721 Tabora

Discovery
- Discovered by: Franz Kaiser
- Discovery site: Heidelberg
- Discovery date: 18 October 1911

Designations
- Alternative designations: 1911 MZ

Orbital characteristics
- Epoch 31 July 2016 (JD 2457600.5)
- Uncertainty parameter 0
- Observation arc: 104.47 years (38,159 days)
- Aphelion: 3.9621 AU (592.72 Gm)
- Perihelion: 3.1388 AU (469.56 Gm)
- Semi-major axis: 3.5504 AU (531.13 Gm)
- Eccentricity: 0.11595
- Orbital period (sidereal): 6.69 yr (2,443.6 d)
- Mean anomaly: 218.961°
- Mean motion: 0° 8^{m} 50.388^{s} / day
- Inclination: 8.3229°
- Longitude of ascending node: 38.411°
- Argument of perihelion: 352.878°
- Earth MOID: 2.1434 AU (320.65 Gm)
- Jupiter MOID: 1.47765 AU (221.053 Gm)
- T_{Jupiter}: 3.089

Physical characteristics
- Mean radius: 38.035±1.25 km
- Synodic rotation period: 7.982 h (0.3326 d)
- Geometric albedo: 0.0604±0.004
- Absolute magnitude (H): 9.26

= 721 Tabora =

Main-belt asteroid

721 Tabora is a minor planet orbiting the Sun. Tabora was named at a conference in Hamburg, Germany in 1913. The name was chosen because the conference was held aboard the passenger cargo liner of the Deutsche Ost-Afrika Linie. The asteroid is orbiting at a distance of 3.55 AU from the Sun with a period of 2443.6 days and an eccentricity (ovalness) of 0.12. The orbital plane for is inclined at an angle of 8.3° to the plane of the ecliptic It is a member of the Cybele group in the outer belt.

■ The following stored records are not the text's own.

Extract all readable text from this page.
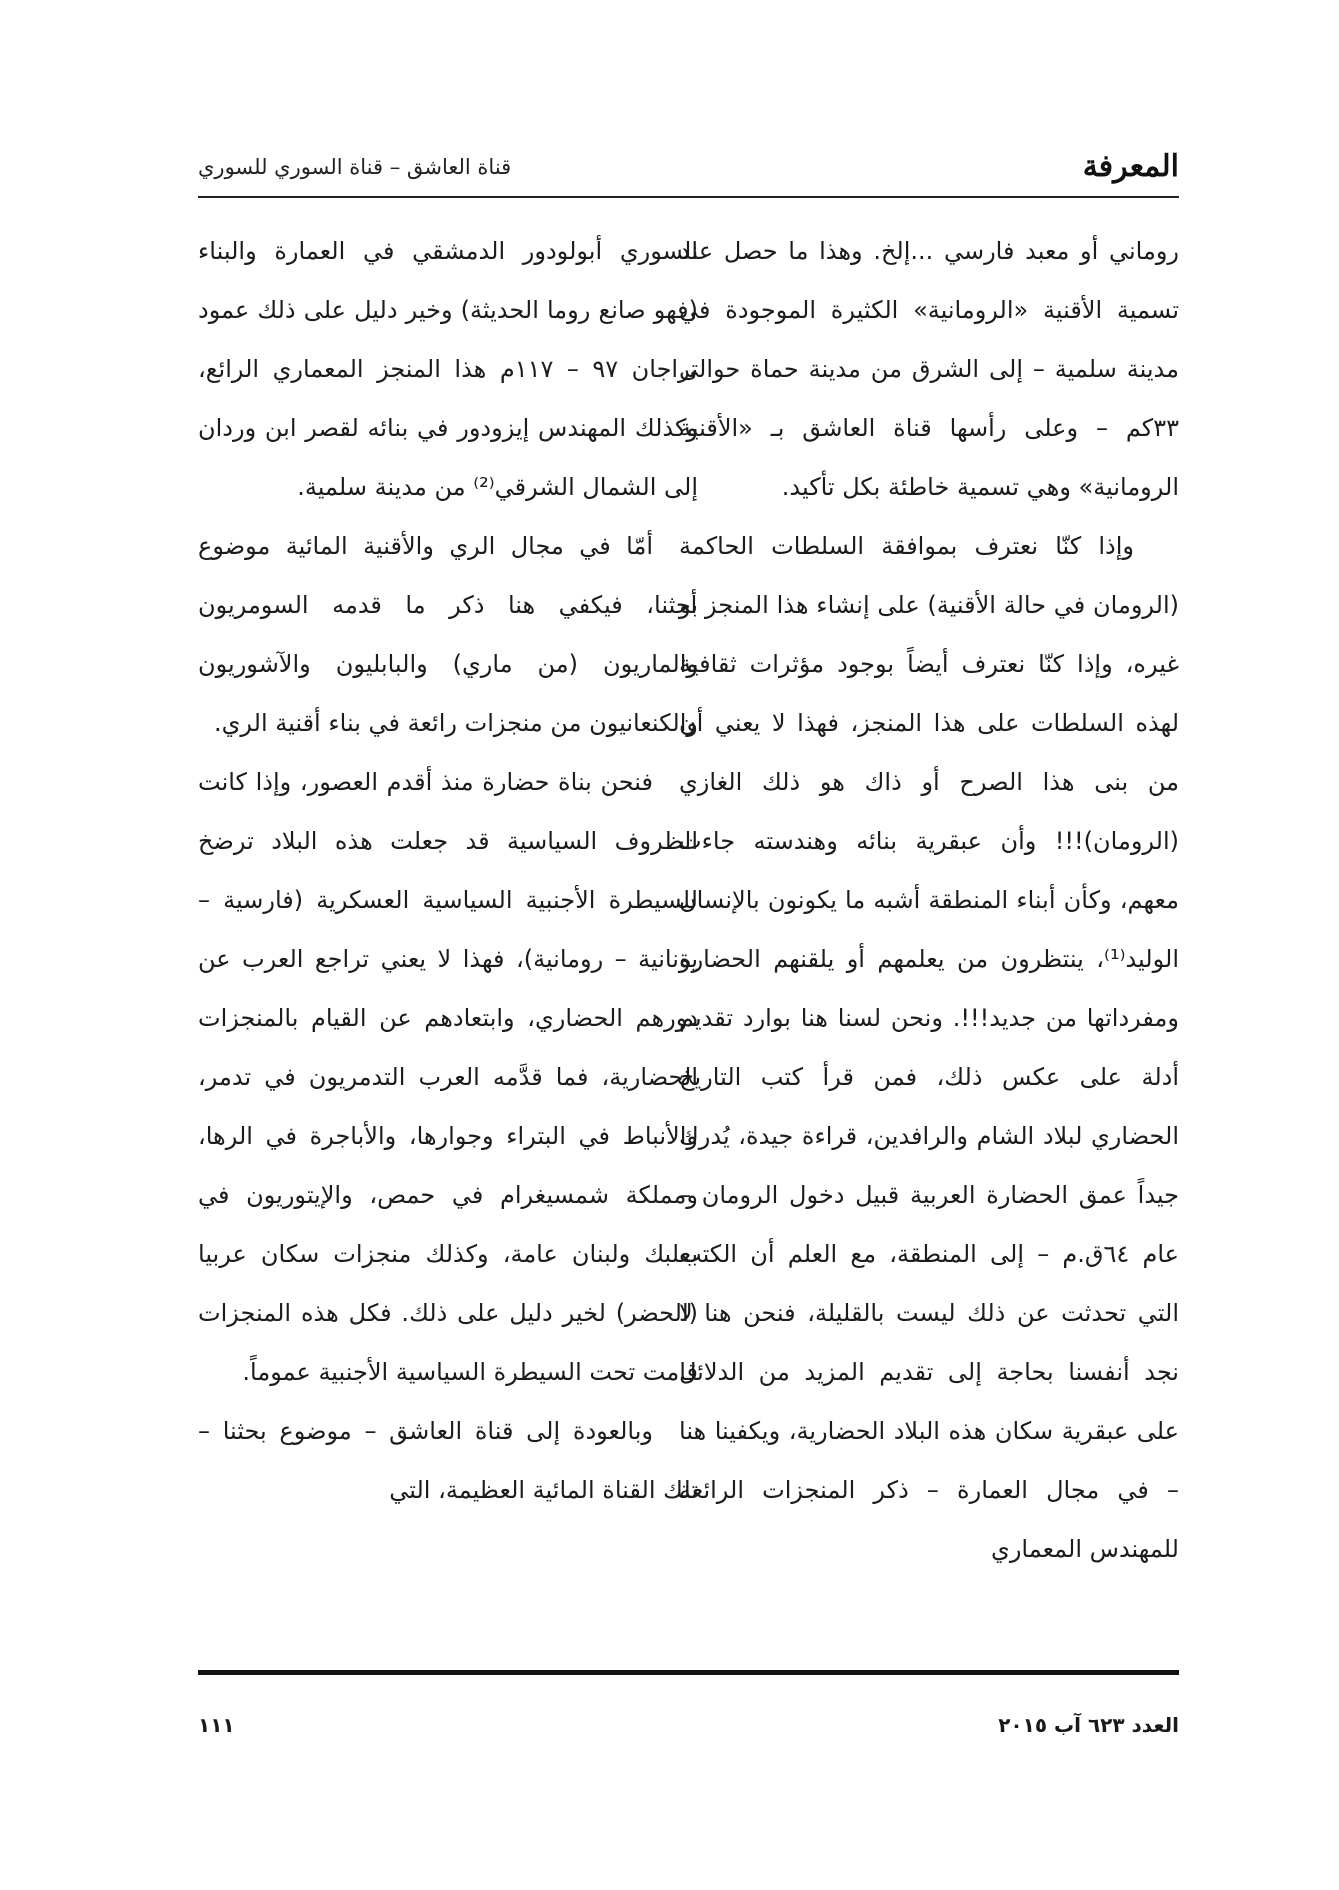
المعرفة
قناة العاشق – قناة السوري للسوري

روماني أو معبد فارسي ...إلخ. وهذا ما حصل عند تسمية الأقنية «الرومانية» الكثيرة الموجودة في مدينة سلمية – إلى الشرق من مدينة حماة حوالى ٣٣كم – وعلى رأسها قناة العاشق بـ «الأقنية الرومانية» وهي تسمية خاطئة بكل تأكيد.

وإذا كنّا نعترف بموافقة السلطات الحاكمة (الرومان في حالة الأقنية) على إنشاء هذا المنجز أو غيره، وإذا كنّا نعترف أيضاً بوجود مؤثرات ثقافية لهذه السلطات على هذا المنجز، فهذا لا يعني أن من بنى هذا الصرح أو ذاك هو ذلك الغازي (الرومان)!!! وأن عبقرية بنائه وهندسته جاءت معهم، وكأن أبناء المنطقة أشبه ما يكونون بالإنسان الوليد⁽¹⁾، ينتظرون من يعلمهم أو يلقنهم الحضارة ومفرداتها من جديد!!!. ونحن لسنا هنا بوارد تقديم أدلة على عكس ذلك، فمن قرأ كتب التاريخ الحضاري لبلاد الشام والرافدين، قراءة جيدة، يُدرك جيداً عمق الحضارة العربية قبيل دخول الرومان – عام ٦٤ق.م – إلى المنطقة، مع العلم أن الكتب التي تحدثت عن ذلك ليست بالقليلة، فنحن هنا لا نجد أنفسنا بحاجة إلى تقديم المزيد من الدلائل على عبقرية سكان هذه البلاد الحضارية، ويكفينا هنا – في مجال العمارة – ذكر المنجزات الرائعة للمهندس المعماري

السوري أبولودور الدمشقي في العمارة والبناء (فهو صانع روما الحديثة) وخير دليل على ذلك عمود تراجان ٩٧ – ١١٧م هذا المنجز المعماري الرائع، وكذلك المهندس إيزودور في بنائه لقصر ابن وردان إلى الشمال الشرقي⁽²⁾ من مدينة سلمية.

أمّا في مجال الري والأقنية المائية موضوع بحثنا، فيكفي هنا ذكر ما قدمه السومريون والماريون (من ماري) والبابليون والآشوريون والكنعانيون من منجزات رائعة في بناء أقنية الري.

فنحن بناة حضارة منذ أقدم العصور، وإذا كانت الظروف السياسية قد جعلت هذه البلاد ترضخ للسيطرة الأجنبية السياسية العسكرية (فارسية – يونانية – رومانية)، فهذا لا يعني تراجع العرب عن دورهم الحضاري، وابتعادهم عن القيام بالمنجزات الحضارية، فما قدَّمه العرب التدمريون في تدمر، والأنباط في البتراء وجوارها، والأباجرة في الرها، ومملكة شمسيغرام في حمص، والإيتوريون في بعلبك ولبنان عامة، وكذلك منجزات سكان عربيا (الحضر) لخير دليل على ذلك. فكل هذه المنجزات قامت تحت السيطرة السياسية الأجنبية عموماً.

وبالعودة إلى قناة العاشق – موضوع بحثنا – تلك القناة المائية العظيمة، التي

١١١	العدد ٦٢٣ آب ٢٠١٥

Photometric observations of this asteroid made during 2005 were used to produce a light curve showing a rotation period of 7.982±0.001 hours with a brightness variation of 0.28 in magnitude. This is a low albedo D-type asteroid showing the characteristic featureless, reddish spectrum of that taxonomic class. It spans a girth of approximately 76 km.